Question
Physics 211 - This question and the one next week will deal with signs, notation, and terminology. (Analytical Geometry.)
The following diagram shows two points, P1 and P2, on an x-axis. The x-coordinates of the two points are denoted x1 and x2, respectively.
Definitions. Suppose an object moves from P1 to P2, then the displacement of the object is defined as the change in position, i.e., as the difference x2 - x1. This difference is also denoted Dx = x2 - x1 (read: "delta x"). This displacement must be distinguished from the distance travelled by the object, which is equal to the distance between the two points and which in turn is equal to the absolute value |x2 - x1|.

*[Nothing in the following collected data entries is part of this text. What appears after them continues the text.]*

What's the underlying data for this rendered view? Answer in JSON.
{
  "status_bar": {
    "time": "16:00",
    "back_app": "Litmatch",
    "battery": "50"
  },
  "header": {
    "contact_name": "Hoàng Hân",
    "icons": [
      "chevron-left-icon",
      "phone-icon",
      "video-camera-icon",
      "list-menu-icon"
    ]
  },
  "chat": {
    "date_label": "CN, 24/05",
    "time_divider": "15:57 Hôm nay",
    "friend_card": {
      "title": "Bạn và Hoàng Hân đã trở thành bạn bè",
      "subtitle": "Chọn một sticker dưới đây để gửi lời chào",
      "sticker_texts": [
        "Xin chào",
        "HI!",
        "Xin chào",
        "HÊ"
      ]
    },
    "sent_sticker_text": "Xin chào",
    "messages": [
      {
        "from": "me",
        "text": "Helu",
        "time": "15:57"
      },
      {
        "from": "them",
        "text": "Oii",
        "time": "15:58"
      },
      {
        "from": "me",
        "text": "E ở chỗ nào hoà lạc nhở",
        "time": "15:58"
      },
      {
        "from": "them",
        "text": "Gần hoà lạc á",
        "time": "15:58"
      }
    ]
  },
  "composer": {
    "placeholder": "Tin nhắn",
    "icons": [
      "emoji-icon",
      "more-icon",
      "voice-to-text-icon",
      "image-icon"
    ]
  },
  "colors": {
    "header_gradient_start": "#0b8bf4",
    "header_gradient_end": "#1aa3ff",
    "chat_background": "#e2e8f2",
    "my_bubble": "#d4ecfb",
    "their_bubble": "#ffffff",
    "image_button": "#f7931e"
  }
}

Note that a distance between two points and the distance travelled by an object can never be negative, but that a displacement can be negative.
Question. In the diagram above, the direction of the x-axis is to the right, i.e., the x-values are increasing as one goes to the right. (This is indicated by having the x-label of the axis on the right.) Suppose the points P1 to P2 remain unchanged, but that the direction of the x-axis is reversed. What are the signs of the displacement Dx = x2 - x1 and of the distance travelled by the object, |x2 - x1| then? I.e., indicate which ones, if any, of these quantities are positive and which ones are negative.
Answer
The diagram below shows an x-axis pointing to the left, opposite to that in the diagram above.
Now x1 > x2 so that x2 - x1 < 0. For example, if x1 = 10, then x2 = -4 so that x2 - x1 = -4 -10 = -14 < 0.
Thus, the displacement Dx = Dx is alwyas negative for this orientation of the x-axis. However, the distance travelled is still positive, by definition. In this specific example, it is equal to 14. (The SI-units, meters in this case, have been omitted here.)